Don’t forget to lean into it.
Building reliable distributed systems at a worldwide scale demands trade-offs — between consistency and availability.
At the foundation of Amazon’s cloud computing are infrastructure services such as Amazon’s S3 (Simple Storage Service), SimpleDB, and EC2 (Elastic Compute Cloud) that provide the resources for constructing Internet-scale comput- ing platforms and a great variety of applications. The requirements placed on these infrastructure services are very strict; they need to score high marks in the areas of security, scalability, availability, performance, and cost effectiveness, and they need to meet these requirements while serving millions of customers around the globe, continuously.
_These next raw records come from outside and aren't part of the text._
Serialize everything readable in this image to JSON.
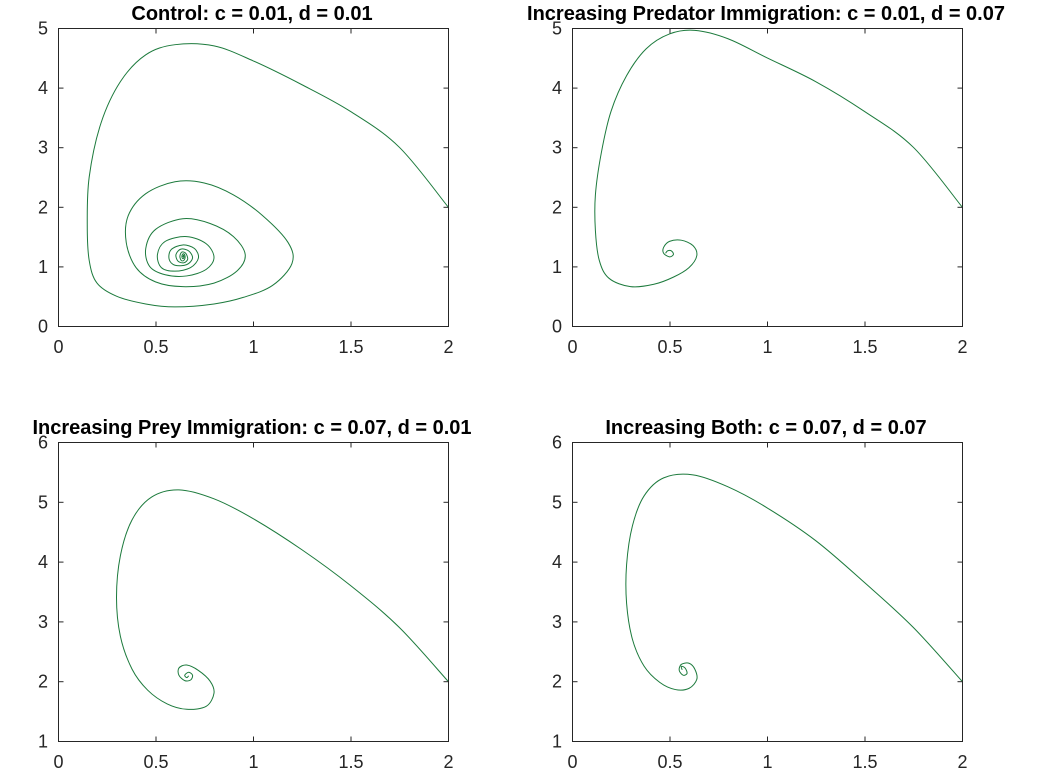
{
  "colors": {
    "line": "#1c7a3c",
    "axes": "#262626",
    "background": "#ffffff"
  },
  "chart_data": [
    {
      "type": "line",
      "title": "Control: c = 0.01, d = 0.01",
      "xlabel": "",
      "ylabel": "",
      "xlim": [
        0,
        2
      ],
      "ylim": [
        0,
        5
      ],
      "xticks": [
        "0",
        "0.5",
        "1",
        "1.5",
        "2"
      ],
      "yticks": [
        "0",
        "1",
        "2",
        "3",
        "4",
        "5"
      ],
      "grid": false,
      "series": [
        {
          "x": [
            2.0,
            1.75,
            1.5,
            1.25,
            1.0,
            0.8,
            0.6,
            0.45,
            0.32,
            0.22,
            0.16,
            0.15,
            0.16,
            0.2,
            0.3,
            0.45,
            0.6,
            0.8,
            0.95,
            1.1,
            1.2,
            1.18,
            1.05,
            0.9,
            0.75,
            0.6,
            0.45,
            0.36,
            0.35,
            0.4,
            0.5,
            0.64,
            0.8,
            0.92,
            0.96,
            0.9,
            0.78,
            0.64,
            0.5,
            0.45,
            0.47,
            0.55,
            0.66,
            0.76,
            0.8,
            0.76,
            0.66,
            0.55,
            0.51,
            0.53,
            0.6,
            0.68,
            0.72,
            0.7,
            0.64,
            0.58,
            0.57,
            0.6,
            0.66,
            0.69,
            0.67,
            0.63,
            0.605,
            0.615,
            0.645,
            0.665,
            0.655,
            0.635,
            0.625,
            0.632,
            0.645,
            0.652,
            0.646,
            0.638,
            0.636,
            0.641,
            0.646,
            0.644,
            0.64
          ],
          "y": [
            2.0,
            3.0,
            3.6,
            4.05,
            4.45,
            4.7,
            4.72,
            4.55,
            4.1,
            3.4,
            2.5,
            1.7,
            1.1,
            0.72,
            0.5,
            0.37,
            0.32,
            0.37,
            0.48,
            0.68,
            1.05,
            1.4,
            1.85,
            2.2,
            2.4,
            2.42,
            2.22,
            1.85,
            1.4,
            0.98,
            0.74,
            0.66,
            0.72,
            0.93,
            1.2,
            1.5,
            1.72,
            1.8,
            1.62,
            1.3,
            1.0,
            0.86,
            0.84,
            0.95,
            1.15,
            1.38,
            1.5,
            1.42,
            1.2,
            0.98,
            0.92,
            0.98,
            1.14,
            1.3,
            1.36,
            1.28,
            1.12,
            1.02,
            1.03,
            1.14,
            1.26,
            1.29,
            1.2,
            1.09,
            1.06,
            1.12,
            1.22,
            1.24,
            1.17,
            1.1,
            1.1,
            1.16,
            1.21,
            1.2,
            1.15,
            1.13,
            1.16,
            1.19,
            1.16
          ]
        }
      ]
    },
    {
      "type": "line",
      "title": "Increasing Predator Immigration: c = 0.01, d = 0.07",
      "xlabel": "",
      "ylabel": "",
      "xlim": [
        0,
        2
      ],
      "ylim": [
        0,
        5
      ],
      "xticks": [
        "0",
        "0.5",
        "1",
        "1.5",
        "2"
      ],
      "yticks": [
        "0",
        "1",
        "2",
        "3",
        "4",
        "5"
      ],
      "grid": false,
      "series": [
        {
          "x": [
            2.0,
            1.75,
            1.5,
            1.25,
            1.0,
            0.8,
            0.63,
            0.5,
            0.38,
            0.28,
            0.2,
            0.15,
            0.12,
            0.12,
            0.14,
            0.19,
            0.3,
            0.42,
            0.52,
            0.6,
            0.64,
            0.62,
            0.56,
            0.5,
            0.47,
            0.47,
            0.5,
            0.52,
            0.51,
            0.49,
            0.48
          ],
          "y": [
            2.0,
            3.0,
            3.6,
            4.1,
            4.5,
            4.82,
            4.96,
            4.9,
            4.65,
            4.2,
            3.6,
            2.9,
            2.2,
            1.6,
            1.1,
            0.8,
            0.66,
            0.7,
            0.82,
            0.98,
            1.18,
            1.35,
            1.44,
            1.42,
            1.32,
            1.22,
            1.16,
            1.2,
            1.26,
            1.26,
            1.22
          ]
        }
      ]
    },
    {
      "type": "line",
      "title": "Increasing Prey Immigration: c = 0.07, d = 0.01",
      "xlabel": "",
      "ylabel": "",
      "xlim": [
        0,
        2
      ],
      "ylim": [
        1,
        6
      ],
      "xticks": [
        "0",
        "0.5",
        "1",
        "1.5",
        "2"
      ],
      "yticks": [
        "1",
        "2",
        "3",
        "4",
        "5",
        "6"
      ],
      "grid": false,
      "series": [
        {
          "x": [
            2.0,
            1.75,
            1.5,
            1.25,
            1.0,
            0.8,
            0.62,
            0.48,
            0.38,
            0.32,
            0.3,
            0.32,
            0.38,
            0.46,
            0.56,
            0.66,
            0.76,
            0.8,
            0.78,
            0.72,
            0.66,
            0.62,
            0.62,
            0.65,
            0.68,
            0.69,
            0.67,
            0.65,
            0.66,
            0.67
          ],
          "y": [
            2.0,
            2.9,
            3.6,
            4.2,
            4.72,
            5.05,
            5.2,
            5.08,
            4.7,
            4.1,
            3.4,
            2.75,
            2.2,
            1.85,
            1.62,
            1.53,
            1.58,
            1.8,
            2.0,
            2.18,
            2.27,
            2.22,
            2.1,
            2.01,
            2.02,
            2.1,
            2.15,
            2.1,
            2.06,
            2.09
          ]
        }
      ]
    },
    {
      "type": "line",
      "title": "Increasing Both: c = 0.07, d = 0.07",
      "xlabel": "",
      "ylabel": "",
      "xlim": [
        0,
        2
      ],
      "ylim": [
        1,
        6
      ],
      "xticks": [
        "0",
        "0.5",
        "1",
        "1.5",
        "2"
      ],
      "yticks": [
        "1",
        "2",
        "3",
        "4",
        "5",
        "6"
      ],
      "grid": false,
      "series": [
        {
          "x": [
            2.0,
            1.75,
            1.5,
            1.25,
            1.0,
            0.8,
            0.62,
            0.47,
            0.37,
            0.31,
            0.28,
            0.28,
            0.31,
            0.37,
            0.45,
            0.53,
            0.6,
            0.64,
            0.63,
            0.6,
            0.56,
            0.55,
            0.57,
            0.59,
            0.58,
            0.56,
            0.565
          ],
          "y": [
            2.0,
            2.9,
            3.65,
            4.35,
            4.9,
            5.25,
            5.45,
            5.4,
            5.1,
            4.6,
            3.95,
            3.3,
            2.7,
            2.25,
            1.98,
            1.86,
            1.88,
            2.03,
            2.2,
            2.3,
            2.28,
            2.18,
            2.1,
            2.13,
            2.22,
            2.25,
            2.19
          ]
        }
      ]
    }
  ]
}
Under the covers these services are massive distributed systems that operate on a worldwide scale. This scale creates additional challenges, because when a system processes trillions and trillions of requests, events that normally have a low probability of occurrence are now guaranteed to happen and need to be accounted for up front in the design and architecture of the system. Given the worldwide scope of these systems, we use replication techniques ubiquitously to guarantee consistent performance and high availability. Although replication brings us closer to our goals, it cannot achieve them in a perfectly transparent manner; under a number of conditions the customers of these services will be confronted with the consequences of using replication techniques inside the services.
One of the ways in which this manifests itself is in the type of data consistency that is provided, particularly when many widespread distributed systems provide an eventual consistency model in the context of data replication. When designing these large-scale systems at Amazon, we use a set of guiding principles and abstractions related to large-scale data replication and focus on the trade-offs between high availability and data consistency. In this article I present some of the relevant background that has informed our approach to delivering reliable distributed systems that need to operate on a global scale. An earlier version of this text appeared as a posting on the All Things Distributed weblog and was greatly improved with the help of its readers.